Predictors of Sexual Abstinence: A Prospective Study of College Women in the United States
Abstract: Purpose: Using the theory of reasoned action (TRA), this research examined predictors of sexual intercourse among first-and second-year college women. Methods: Participants completed a confidential self-administered questionnaire on their attitude, subjective norm, and intention regarding sexual intercourse and their behavioral beliefs about the consequences of abstinence and sexual intercourse. Results: At baseline, 58 (34%) of the 172 participants (mean age = 18.2; SD = 0.56) reported ever having sexual intercourse, and 41 (24%) reported having sexual intercourse within the last three months. Proportional-odds analysis on baseline data revealed that attitude and subjective norm were associated with a greater intention to have intercourse, as was relationship status (i.e. being in a relationship), a variable external to the TRA. Three-month follow-up questionnaires were completed by 165 (96%) of the participants.

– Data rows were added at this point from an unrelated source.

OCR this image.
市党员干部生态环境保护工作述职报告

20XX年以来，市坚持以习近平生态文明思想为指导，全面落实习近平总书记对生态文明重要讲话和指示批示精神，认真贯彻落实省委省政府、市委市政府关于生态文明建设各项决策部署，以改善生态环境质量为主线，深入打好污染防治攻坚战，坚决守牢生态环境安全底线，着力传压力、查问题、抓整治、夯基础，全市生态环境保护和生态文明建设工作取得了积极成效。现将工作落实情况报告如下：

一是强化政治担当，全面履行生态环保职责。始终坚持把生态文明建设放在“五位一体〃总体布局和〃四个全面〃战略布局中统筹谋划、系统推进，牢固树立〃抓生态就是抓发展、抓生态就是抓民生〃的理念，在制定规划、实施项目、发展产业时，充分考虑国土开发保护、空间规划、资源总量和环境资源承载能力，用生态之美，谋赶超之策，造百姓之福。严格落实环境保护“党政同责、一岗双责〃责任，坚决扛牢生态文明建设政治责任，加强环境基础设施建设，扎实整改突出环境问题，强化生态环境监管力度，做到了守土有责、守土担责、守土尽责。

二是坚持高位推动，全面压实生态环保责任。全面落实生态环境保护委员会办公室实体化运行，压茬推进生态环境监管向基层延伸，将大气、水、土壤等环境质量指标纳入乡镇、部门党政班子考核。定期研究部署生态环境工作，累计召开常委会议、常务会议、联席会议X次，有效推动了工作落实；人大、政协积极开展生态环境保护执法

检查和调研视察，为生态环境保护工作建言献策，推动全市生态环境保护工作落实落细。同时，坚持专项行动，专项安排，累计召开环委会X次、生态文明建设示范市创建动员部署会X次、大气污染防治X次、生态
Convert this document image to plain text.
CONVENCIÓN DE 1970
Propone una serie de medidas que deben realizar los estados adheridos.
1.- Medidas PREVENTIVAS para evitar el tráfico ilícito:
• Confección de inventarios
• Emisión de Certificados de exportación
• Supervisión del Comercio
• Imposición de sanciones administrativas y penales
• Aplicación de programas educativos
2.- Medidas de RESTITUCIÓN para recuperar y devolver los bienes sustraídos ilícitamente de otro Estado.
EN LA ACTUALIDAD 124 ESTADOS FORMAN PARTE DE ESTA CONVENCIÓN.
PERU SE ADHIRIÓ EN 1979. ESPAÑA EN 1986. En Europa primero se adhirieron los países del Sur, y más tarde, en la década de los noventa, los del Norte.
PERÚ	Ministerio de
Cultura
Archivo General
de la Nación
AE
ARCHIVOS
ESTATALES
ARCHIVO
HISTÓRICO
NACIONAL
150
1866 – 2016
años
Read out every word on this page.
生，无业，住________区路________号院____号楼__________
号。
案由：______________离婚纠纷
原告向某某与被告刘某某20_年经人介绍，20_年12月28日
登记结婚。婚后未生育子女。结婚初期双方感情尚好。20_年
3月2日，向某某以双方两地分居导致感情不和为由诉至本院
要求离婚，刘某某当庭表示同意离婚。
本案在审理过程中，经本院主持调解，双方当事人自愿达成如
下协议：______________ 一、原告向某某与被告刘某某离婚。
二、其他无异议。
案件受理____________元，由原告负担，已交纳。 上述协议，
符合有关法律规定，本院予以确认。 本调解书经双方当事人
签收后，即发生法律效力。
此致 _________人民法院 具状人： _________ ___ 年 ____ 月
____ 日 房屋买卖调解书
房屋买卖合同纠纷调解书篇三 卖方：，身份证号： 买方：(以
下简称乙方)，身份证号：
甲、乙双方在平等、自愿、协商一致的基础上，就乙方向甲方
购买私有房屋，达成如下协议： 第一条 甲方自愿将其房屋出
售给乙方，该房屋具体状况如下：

Logistic regression indicated that baseline intention and relationship status predicted self-reported sexual intercourse three months later. Examination of the relation of behavioral beliefs to attitude revealed that beliefs about the positive consequences of abstinence were associated with a negative attitude toward intercourse, whereas beliefs about the negative consequences of intercourse were unrelated to attitude toward intercourse. Being in a relationship and alcohol use were also related to positive attitude toward intercourse. Conclusions: These results suggest that, for college women, the TRA is a useful model of sexual behavior and that abstinence interventions may be a viable risk-reduction approach if the abstinence message is framed to emphasize the positive consequences of abstinence rather than the negative consequences of sexual intercourse.
Spears, Hazel, John B. Jemmott III, and G. Anita Heeren. "Predictors of Sexual Abstinence: A Prospective Study of College Women in the United States." Cogent Psychology 4.1 (2017): 1304605.